Kartini rupanya lebih senang menjadi wanita Jawa apa adanya. Ia memilih untuk
menikah, punya anak, dan tidak bekerja mencari nafkah sendiri seperti yang ia
angankan sebelumnya. Bahkan pernikahan poligami yang sebelumnya sangat dimusuhi
dan dianggapnya sangat “diskriminatif” terhadap wanita, akhirnya ia jalani.
Keputusannya ini sangat disayangkan oleh teman-teman Balandanya, terutama
Stella. Stella kecewa atas perubahan pikiran dalam diri Kartini. Sebagai
seorang penganut feminisme yang sudah mendarah-daging, Stella betul-betul tidak
dapat mengerti keputusan Kartini.
Kartini
sendiri tidak terlihat sama sekali merasa tertindas atas pernikahan poligaminya
itu. Bahkan beberapa saat setelah pernikahannya Kartini menulis surat kepada
J.H. Abendanon dan istrinya yang menunjukkan bahwa pernikahannya, sekalipun
pernikahan keempat bagi suaminya, sama sekali baik-baik saja.
“Kawan-kawan
yang baik dan budiman. Saya tahu betul-betul, bagaimana surat ini
diharap-harapkan, surat saya yang pertama dari rumah saya yang baru.
Alhamdulillah, di rumah itu dalam segala hal keadaan saya baik dan
menyenangkan; di situ yang seorang dengan dan karena yang lain
bahagia…” (Surat-Surat Kartini, hal. 348).***
Mencermati
perjalanan hidup Kartini seperti itu, patut dipertanyakan dari mana Kartini
punya pikiran feminis pada awal-awal suratnya? Padahal, sejatinya Kartini
adalah wanita Jawa yang ternyata lebih menghayati kehidupan budayanya.
Kesenangannya justru lahir dalam harmoni mengikuti ritme budaya tempat sekian
lama ia hidup dan sudah mendarah daging sejak lahir. Ia tidak pernah senang
menjadi wanita pemberontak seperti yang diajarkan para feminis.
Pertanyaan
ini tidak akan pernah terjawab kalau kita tidak mencermati di mana Kartini
bersekolah dan dengan siapa ia berkirim surat. Kartini bersekolah di sekolah
Belanda karena ia seorang anak bupati yang bisa menikmati sekolah bersama
dengan anak-anak Belanda. Menjelang abad ke-20 saat Kartini bersekolah adalah
saat ide-ide politik etis yang dipengaruhi kelompok liberal di Belanda tengah
menjadi arus wacana utama di Hindia Belanda (baca: Indonesia).
Selain
karena arus wacana politik etis, karena bersekolah di sekolah Belanda sudah
tentu Kartini akan menyerap berbagai paham yang tengah berkembang di Barat.
Salah satu yang tidak bisa dihindari adalah liberalisme.

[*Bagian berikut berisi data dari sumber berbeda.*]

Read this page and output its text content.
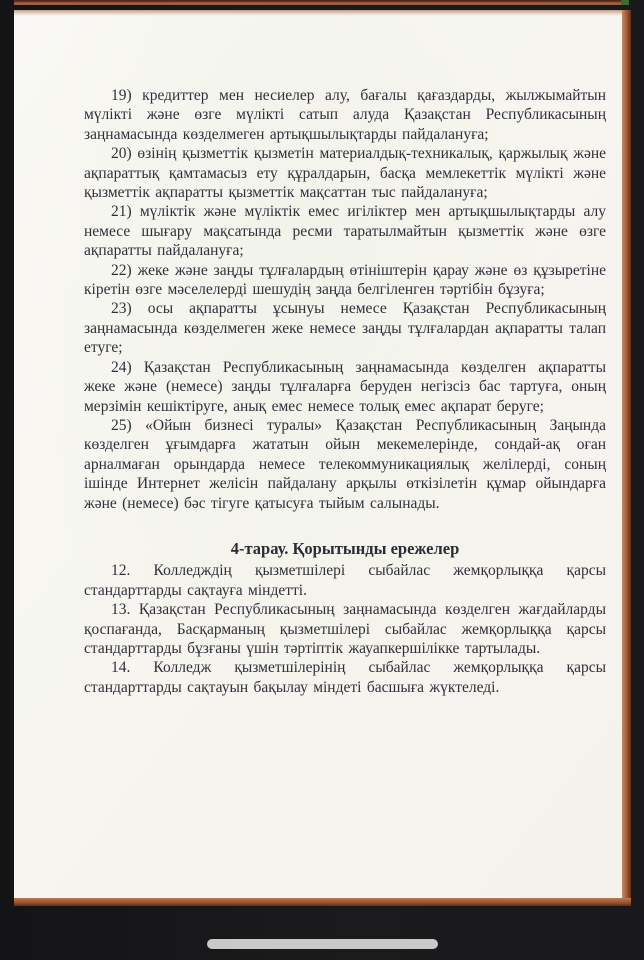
19) кредиттер мен несиелер алу, бағалы қағаздарды, жылжымайтын мүлікті және өзге мүлікті сатып алуда Қазақстан Республикасының заңнамасында көзделмеген артықшылықтарды пайдалануға;

20) өзінің қызметтік қызметін материалдық-техникалық, қаржылық және ақпараттық қамтамасыз ету құралдарын, басқа мемлекеттік мүлікті және қызметтік ақпаратты қызметтік мақсаттан тыс пайдалануға;

21) мүліктік және мүліктік емес игіліктер мен артықшылықтарды алу немесе шығару мақсатында ресми таратылмайтын қызметтік және өзге ақпаратты пайдалануға;

22) жеке және заңды тұлғалардың өтініштерін қарау және өз құзыретіне кіретін өзге мәселелерді шешудің заңда белгіленген тәртібін бұзуға;

23) осы ақпаратты ұсынуы немесе Қазақстан Республикасының заңнамасында көзделмеген жеке немесе заңды тұлғалардан ақпаратты талап етуге;

24) Қазақстан Республикасының заңнамасында көзделген ақпаратты жеке және (немесе) заңды тұлғаларға беруден негізсіз бас тартуға, оның мерзімін кешіктіруге, анық емес немесе толық емес ақпарат беруге;

25) «Ойын бизнесі туралы» Қазақстан Республикасының Заңында көзделген ұғымдарға жататын ойын мекемелерінде, сондай-ақ оған арналмаған орындарда немесе телекоммуникациялық желілерді, соның ішінде Интернет желісін пайдалану арқылы өткізілетін құмар ойындарға және (немесе) бәс тігуге қатысуға тыйым салынады.

4-тарау. Қорытынды ережелер

12. Колледждің қызметшілері сыбайлас жемқорлыққа қарсы стандарттарды сақтауға міндетті.

13. Қазақстан Республикасының заңнамасында көзделген жағдайларды қоспағанда, Басқарманың қызметшілері сыбайлас жемқорлыққа қарсы стандарттарды бұзғаны үшін тәртіптік жауапкершілікке тартылады.

14. Колледж қызметшілерінің сыбайлас жемқорлыққа қарсы стандарттарды сақтауын бақылау міндеті басшыға жүктеледі.
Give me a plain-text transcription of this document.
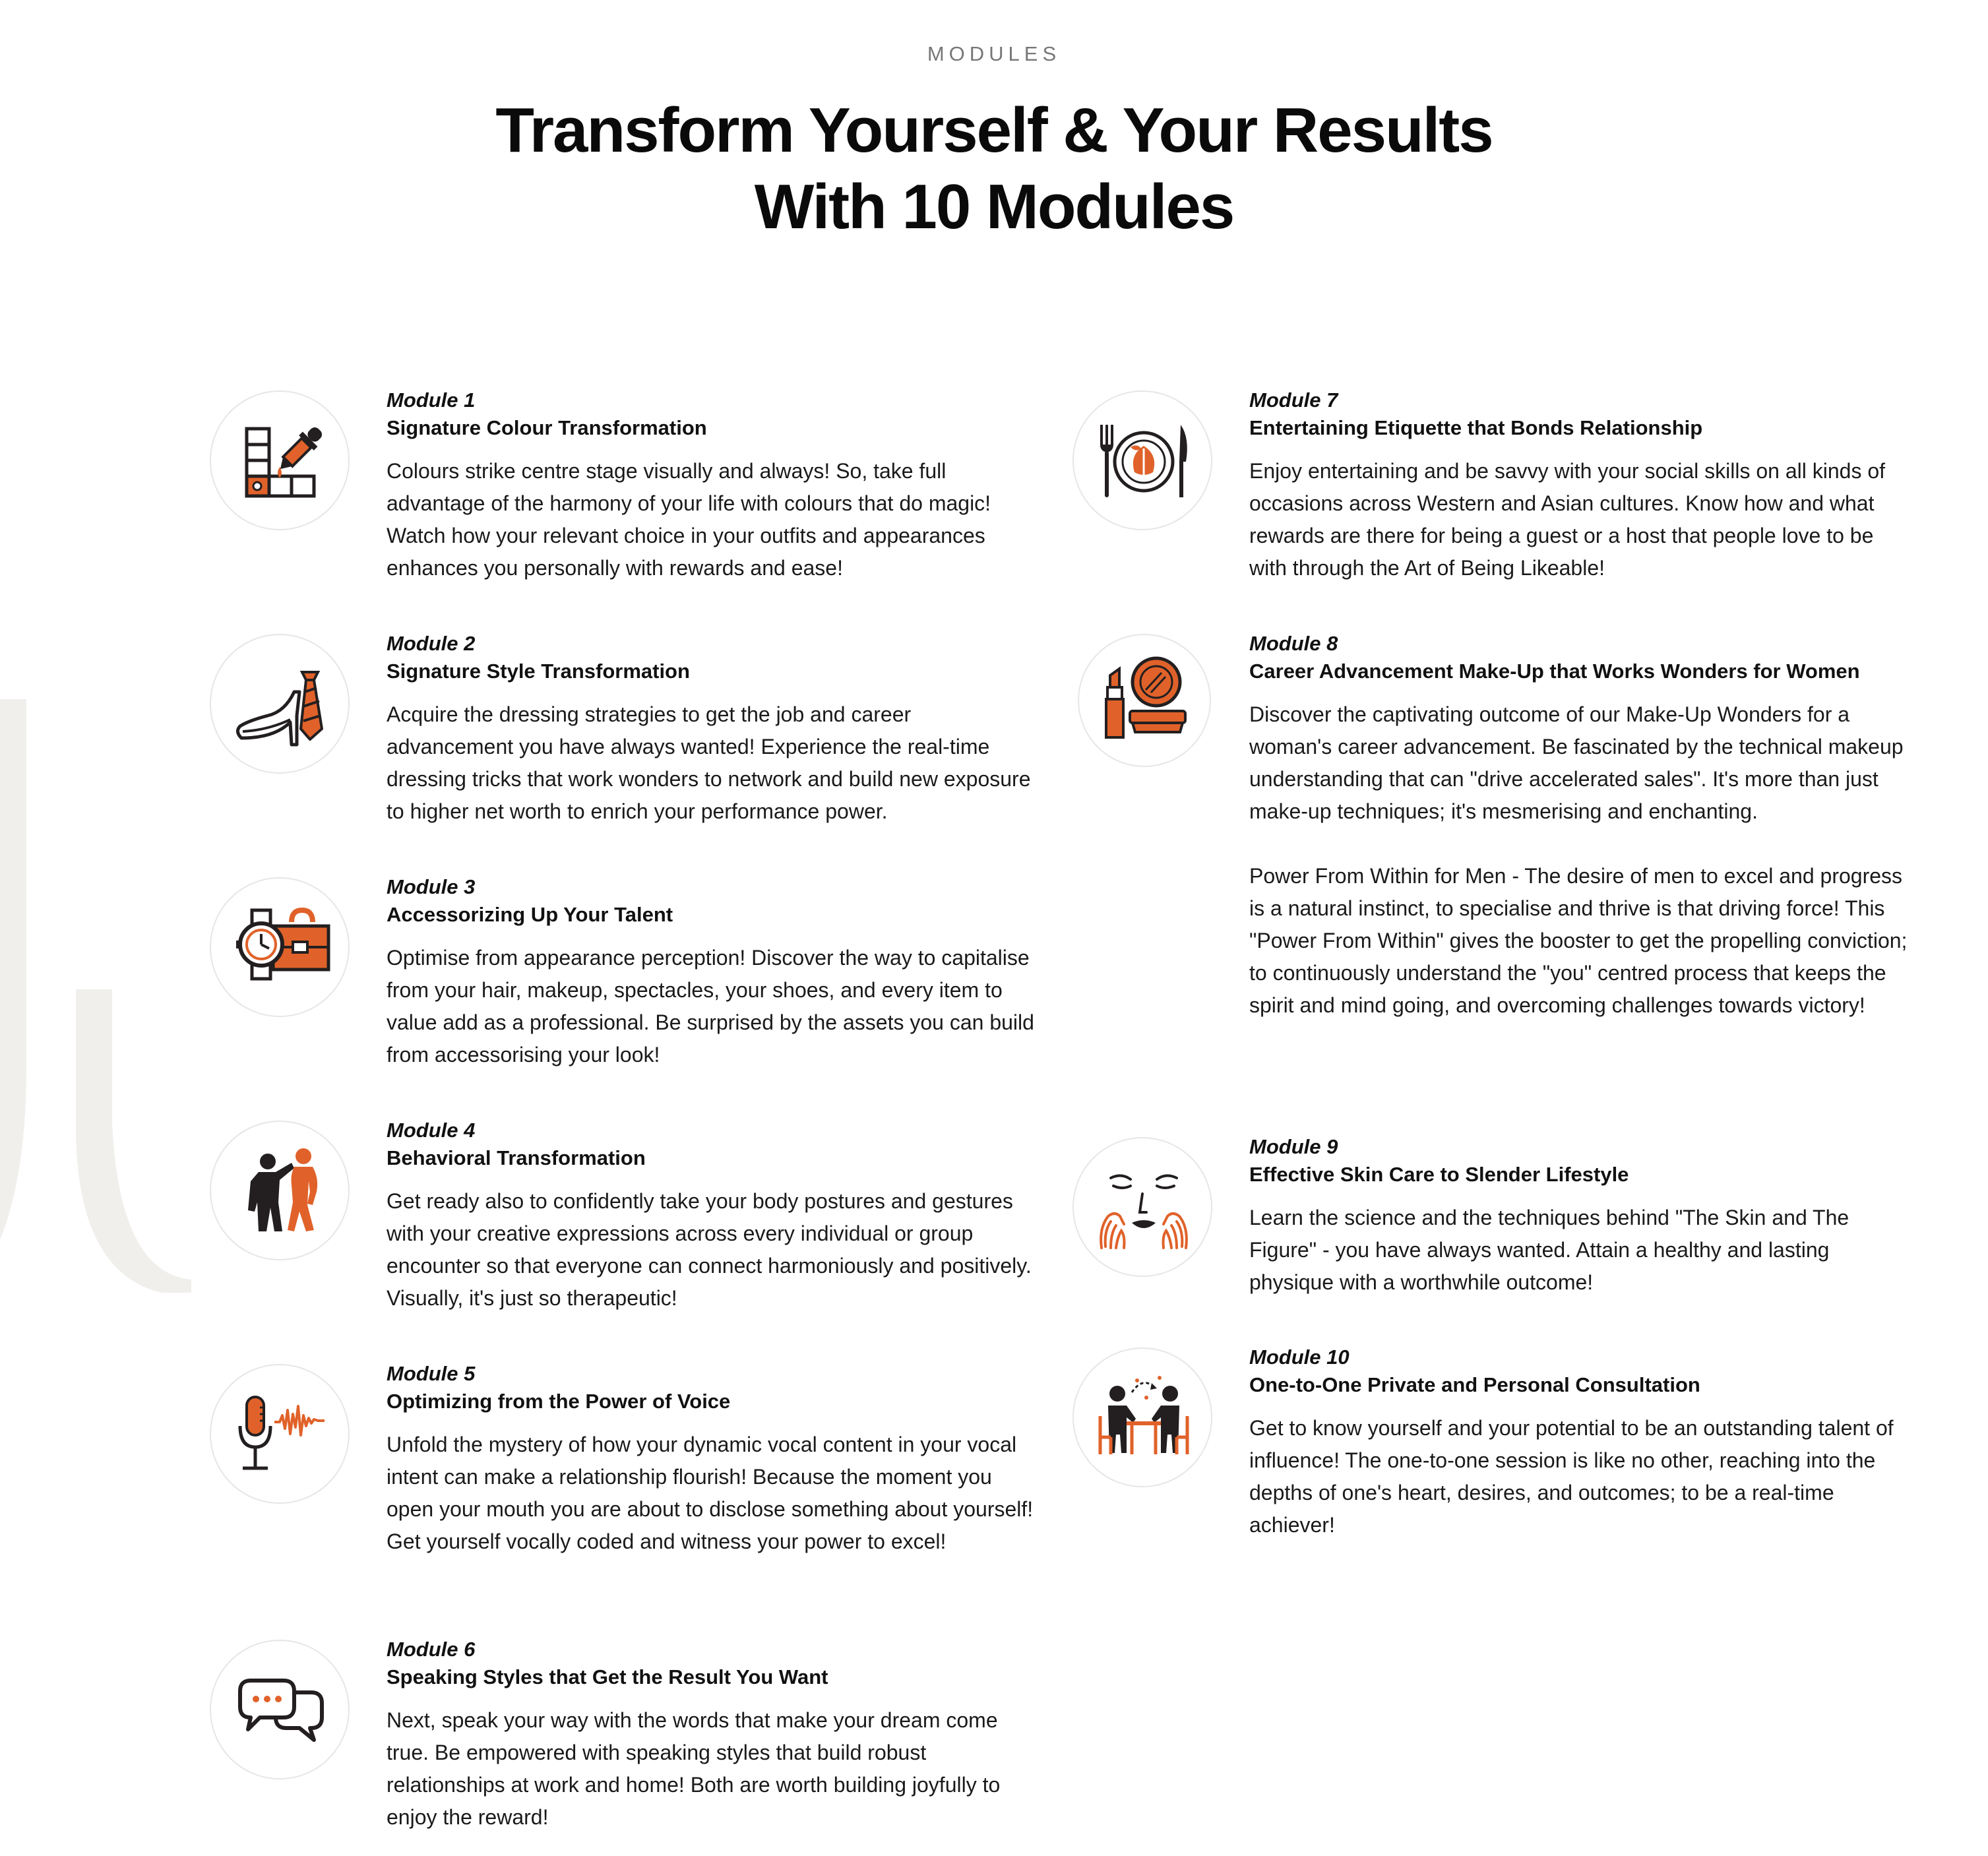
MODULES
Transform Yourself & Your Results
With 10 Modules
Module 1
Signature Colour Transformation

Colours strike centre stage visually and always! So, take full advantage of the harmony of your life with colours that do magic! Watch how your relevant choice in your outfits and appearances enhances you personally with rewards and ease!

Module 2
Signature Style Transformation

Acquire the dressing strategies to get the job and career advancement you have always wanted! Experience the real-time dressing tricks that work wonders to network and build new exposure to higher net worth to enrich your performance power.

Module 3
Accessorizing Up Your Talent

Optimise from appearance perception! Discover the way to capitalise from your hair, makeup, spectacles, your shoes, and every item to value add as a professional. Be surprised by the assets you can build from accessorising your look!

Module 4
Behavioral Transformation

Get ready also to confidently take your body postures and gestures with your creative expressions across every individual or group encounter so that everyone can connect harmoniously and positively. Visually, it's just so therapeutic!

Module 5
Optimizing from the Power of Voice

Unfold the mystery of how your dynamic vocal content in your vocal intent can make a relationship flourish! Because the moment you open your mouth you are about to disclose something about yourself! Get yourself vocally coded and witness your power to excel!

Module 6
Speaking Styles that Get the Result You Want

Next, speak your way with the words that make your dream come true. Be empowered with speaking styles that build robust relationships at work and home! Both are worth building joyfully to enjoy the reward!

Module 7
Entertaining Etiquette that Bonds Relationship

Enjoy entertaining and be savvy with your social skills on all kinds of occasions across Western and Asian cultures. Know how and what rewards are there for being a guest or a host that people love to be with through the Art of Being Likeable!

Module 8
Career Advancement Make-Up that Works Wonders for Women

Discover the captivating outcome of our Make-Up Wonders for a woman's career advancement. Be fascinated by the technical makeup understanding that can "drive accelerated sales". It's more than just make-up techniques; it's mesmerising and enchanting.

Power From Within for Men - The desire of men to excel and progress is a natural instinct, to specialise and thrive is that driving force! This "Power From Within" gives the booster to get the propelling conviction; to continuously understand the "you" centred process that keeps the spirit and mind going, and overcoming challenges towards victory!

Module 9
Effective Skin Care to Slender Lifestyle

Learn the science and the techniques behind "The Skin and The Figure" - you have always wanted. Attain a healthy and lasting physique with a worthwhile outcome!

Module 10
One-to-One Private and Personal Consultation

Get to know yourself and your potential to be an outstanding talent of influence! The one-to-one session is like no other, reaching into the depths of one's heart, desires, and outcomes; to be a real-time achiever!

Pandangannya tentang
kedudukan laki-laki dan perempuan pun hampir bisa dipastikan banyak terpengaruh
pandangan-pandangan liberal yang diajarkan guru-guru belandanya di sekolah.

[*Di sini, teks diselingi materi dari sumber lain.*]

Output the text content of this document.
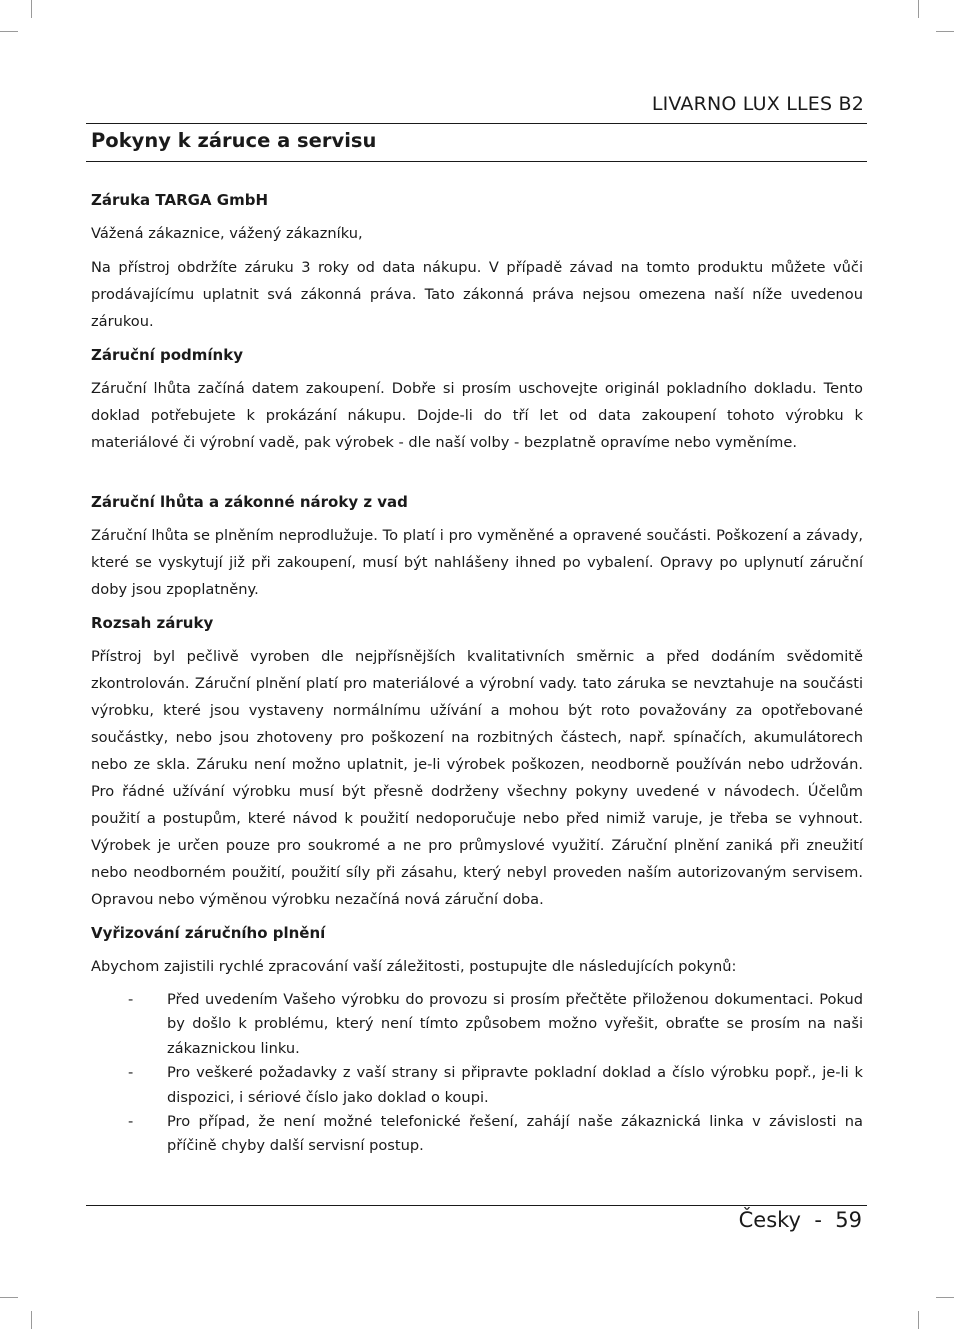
LIVARNO LUX LLES B2
Pokyny k záruce a servisu
Záruka TARGA GmbH

Vážená zákaznice, vážený zákazníku,

Na přístroj obdržíte záruku 3 roky od data nákupu. V případě závad na tomto produktu můžete vůči prodávajícímu uplatnit svá zákonná práva. Tato zákonná práva nejsou omezena naší níže uvedenou zárukou.

Záruční podmínky

Záruční lhůta začíná datem zakoupení. Dobře si prosím uschovejte originál pokladního dokladu. Tento doklad potřebujete k prokázání nákupu. Dojde-li do tří let od data zakoupení tohoto výrobku k materiálové či výrobní vadě, pak výrobek - dle naší volby - bezplatně opravíme nebo vyměníme.

Záruční lhůta a zákonné nároky z vad

Záruční lhůta se plněním neprodlužuje. To platí i pro vyměněné a opravené součásti. Poškození a závady, které se vyskytují již při zakoupení, musí být nahlášeny ihned po vybalení. Opravy po uplynutí záruční doby jsou zpoplatněny.

Rozsah záruky

Přístroj byl pečlivě vyroben dle nejpřísnějších kvalitativních směrnic a před dodáním svědomitě zkontrolován. Záruční plnění platí pro materiálové a výrobní vady. tato záruka se nevztahuje na součásti výrobku, které jsou vystaveny normálnímu užívání a mohou být roto považovány za opotřebované součástky, nebo jsou zhotoveny pro poškození na rozbitných částech, např. spínačích, akumulátorech nebo ze skla. Záruku není možno uplatnit, je-li výrobek poškozen, neodborně používán nebo udržován. Pro řádné užívání výrobku musí být přesně dodrženy všechny pokyny uvedené v návodech. Účelům použití a postupům, které návod k použití nedoporučuje nebo před nimiž varuje, je třeba se vyhnout. Výrobek je určen pouze pro soukromé a ne pro průmyslové využití. Záruční plnění zaniká při zneužití nebo neodborném použití, použití síly při zásahu, který nebyl proveden naším autorizovaným servisem. Opravou nebo výměnou výrobku nezačíná nová záruční doba.

Vyřizování záručního plnění

Abychom zajistili rychlé zpracování vaší záležitosti, postupujte dle následujících pokynů:

- Před uvedením Vašeho výrobku do provozu si prosím přečtěte přiloženou dokumentaci. Pokud by došlo k problému, který není tímto způsobem možno vyřešit, obraťte se prosím na naši zákaznickou linku.
- Pro veškeré požadavky z vaší strany si připravte pokladní doklad a číslo výrobku popř., je-li k dispozici, i sériové číslo jako doklad o koupi.
- Pro případ, že není možné telefonické řešení, zahájí naše zákaznická linka v závislosti na příčině chyby další servisní postup.
Česky  -  59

Dari sekolah Belanda ini pula Kartini bertemu dengan buku-buku dan surat kabar
yang berhaluan liberal.
Pengaruh
feminis yang paling meyakinkan dalam surat-suratnya adalah teman-teman
korespondensinya sendiri. Stella Zeehandelar adalah salah seorang yang paling
feminis dibanding teman-temannya yang lain. Usianya lebih tua 5 tahun dari
Kartini, anak dari orang tua Yahudi-Belanda. Ia penganut sosialis yang sangat
kuat dan aktivis feminis sejak masih di Belanda sampai bekerja di Indonesia.

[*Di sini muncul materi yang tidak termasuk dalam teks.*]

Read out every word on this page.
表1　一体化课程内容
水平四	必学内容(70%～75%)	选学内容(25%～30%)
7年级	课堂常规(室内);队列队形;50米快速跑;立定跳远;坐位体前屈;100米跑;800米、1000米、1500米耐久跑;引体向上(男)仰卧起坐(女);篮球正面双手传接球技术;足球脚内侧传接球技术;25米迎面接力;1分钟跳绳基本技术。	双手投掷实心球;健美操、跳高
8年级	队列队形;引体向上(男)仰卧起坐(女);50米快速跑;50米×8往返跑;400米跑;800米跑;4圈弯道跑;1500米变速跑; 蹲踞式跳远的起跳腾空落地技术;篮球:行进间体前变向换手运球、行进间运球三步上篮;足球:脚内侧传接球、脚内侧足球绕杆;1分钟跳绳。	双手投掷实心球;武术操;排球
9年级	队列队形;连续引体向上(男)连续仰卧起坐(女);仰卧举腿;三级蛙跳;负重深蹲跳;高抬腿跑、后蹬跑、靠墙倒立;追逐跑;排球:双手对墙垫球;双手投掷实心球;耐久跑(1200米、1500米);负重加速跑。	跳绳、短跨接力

Kartini berkenalan dengan Stella pada tahun 1899 melalui redaksi De
Hollandse Leile, majalah wanita yang saat itu sangat populer.
Teman-temannya yang lain pun rata-rata berpaham liberal seperti pada umumnya
orang-orang yangd atang dari Belanda pada abad ke-19 dan 20.
Paham
feminis yang muncul dalam surat-surat Kartini hampir bisa dipastikan berasal
dari dua sumber di atas: sekolah Belanda dan teman-teman Belandanya. Beruntung
bahwa Kartini sesungguhnya tidak benar-benar menjadi feminis yang ekstrim:
memusuhi laki-laki. Feminisme bagi Kartini hanya sebatas wacana yang bergolak
dalam pikirannya. Selebihnya ia sampaikan itu dalam surat-suratnya. Kartini
sendiri tidak pernah berniat sama sekali mempublikasikan pikiran-pikirannya itu,
bahkan sampai ia meninggal tahun 1904 dalam usia 25 tahun beberapa hari setelah
melahirkan anak pertamanya.
Justru yang
mempromosikan pemikiran-pemikiran feminis ini adalah Mr. J.H. Abendanon,
Menteri Agama, Pengajaran, dan Kerajinan Hindia Belanda. Ia mengumpulkan semua
surat-surat Kartini, menyusunnya, kemudian menerbitkannya tujuh tahun setelah
Kartini wafat. Abendanon sendiri, secara politis, adalah penganut aliran etis (baca: liberal) di Belanda. Sangat wajar kalau ia kemudian mempromosikan ide-ide liberal seperti yang tercermin dalam surat-surat Kartini. Secara tidak langsung Abendanon ingin mengajarkan feminisme-liberal kepada masyarakat Indonesia, namun meminjam tangan anak bangsa Indonesia sendiri, Kartini. Inilah sesungguhnya awal mula benih feminisme-liberal ditaburkan di bumi Indonesia yang sesungguhnya tidak menyimpan masalah besar dalam hubungan laki-laki perempuan, sejak Islam datang ke negeri ini. Wallâhu A’lam.